Deus! Conserve-me assim, imprevisível. Peço-lhe, meu Pai, que possas permitir que viva sempre como um desvairado, que enxerguem-me como um louco, que pretendam queimar-me na fogueira da incompreensão, e façam votos de perseguirem-me por todo o tempo enquanto insistir em respirar.
Insanamente, suplico pela a masmorra! Que os “normais” clamem e reivindiquem os restos mortais de meu corpo como prova física do sacrifício. Que meus pedaços, espalhados pelas vias públicas do preconceito, exemplifiquem o crepúsculo intenso reservado a todos que comentem as mesmas mazelas que cometi. Não peço-lhe que sejam piedosos comigo, mas desejo o fogo, a espada, o medo, o perigo. E quando no topo do monte, olhar meus ditos amigos, a virarem suas faces como sinal de vergonha, e presenciar parentes a resmungarem protestos, por ter sujado o sobrenome da família, ao receber o escarro em meu rosto, daqueles que prometiam aliança incondicional e eterna. Neste dia, serei o doido mais varrido que existiu, entretanto, o homem mais feliz que a fútil sociedade jamais deslumbrou existir.
– Vamos, vermes invejosos e traidores, queimem-me! Apaguem da história meus vestígios, arquivem meus escritos, tranque-os em baús, afunde-os no profundo mar, limpem da mente dos que leram minhas subversões a memória da minha existência, que todos esqueçam, que todos subestimem, que todos estimem e torçam pelo colapso da minha psique. Vão! Façam o que lhes é devido, cumpram sua missão, matem-me! Evitem que outros tantos se subvertam, e se corrompam com as palavras do “bruxo”. Mas, saibam que a fogueira jamais queimará meu intelecto, continuarei psicologicamente vivo nas lembranças de meus seguidores. Pois, mata-se o corpo. Permanece as idéias!

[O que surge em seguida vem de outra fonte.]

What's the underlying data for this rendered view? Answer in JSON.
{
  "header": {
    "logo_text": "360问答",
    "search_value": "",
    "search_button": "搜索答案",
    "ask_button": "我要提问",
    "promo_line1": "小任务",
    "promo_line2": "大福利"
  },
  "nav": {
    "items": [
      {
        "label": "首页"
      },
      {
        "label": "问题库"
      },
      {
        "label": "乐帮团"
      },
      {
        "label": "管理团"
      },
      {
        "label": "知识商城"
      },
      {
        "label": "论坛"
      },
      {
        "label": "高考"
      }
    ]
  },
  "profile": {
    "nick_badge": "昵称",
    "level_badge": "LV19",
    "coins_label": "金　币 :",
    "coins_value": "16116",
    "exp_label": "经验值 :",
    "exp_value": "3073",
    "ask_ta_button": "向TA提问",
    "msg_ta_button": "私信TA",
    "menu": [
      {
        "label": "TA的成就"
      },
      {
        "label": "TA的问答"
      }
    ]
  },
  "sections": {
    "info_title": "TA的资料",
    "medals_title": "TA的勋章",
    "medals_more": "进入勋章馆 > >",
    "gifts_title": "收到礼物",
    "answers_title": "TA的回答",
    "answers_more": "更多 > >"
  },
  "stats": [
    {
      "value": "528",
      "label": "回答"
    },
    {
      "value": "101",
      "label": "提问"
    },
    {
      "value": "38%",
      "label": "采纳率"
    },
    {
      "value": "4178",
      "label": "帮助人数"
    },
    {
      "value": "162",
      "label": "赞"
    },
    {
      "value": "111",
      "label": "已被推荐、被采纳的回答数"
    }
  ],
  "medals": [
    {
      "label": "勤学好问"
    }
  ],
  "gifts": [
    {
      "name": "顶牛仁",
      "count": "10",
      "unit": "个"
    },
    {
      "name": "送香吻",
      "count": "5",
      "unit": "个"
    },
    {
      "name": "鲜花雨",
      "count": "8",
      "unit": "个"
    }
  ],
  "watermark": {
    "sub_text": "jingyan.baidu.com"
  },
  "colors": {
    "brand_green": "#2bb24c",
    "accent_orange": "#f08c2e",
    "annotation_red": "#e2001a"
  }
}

Não. Não peço-lhe que me respeitem, que estendam tapetes, que reconheçam meus escritos ou aplaudam meus discursos. Não cobro aceitação, compreensão, reconhecimento. Quero apenas que continuem a me desprezar, a esculachar-me, para dedicarem o pouquíssimo tempo que nos resta para me condenarem a forca. Quero as vaias, os tomates, os criticos. Quero minha cara estampada nos jornais, como o amotinador, o baderneiro, comunista, falador. Quero ser perseguido como perseguiram a Buarque, Veloso e afins. Desejo o ilhamento, o esconderijo, o underground. E quando me perguntarem o por que de tanta clausura, responderei:
– Se ser escorraçado, amaldiçoado e morto como um louco é o preço e a recompensa de um livre pensador. Se assim o for. Mate-me, por favor!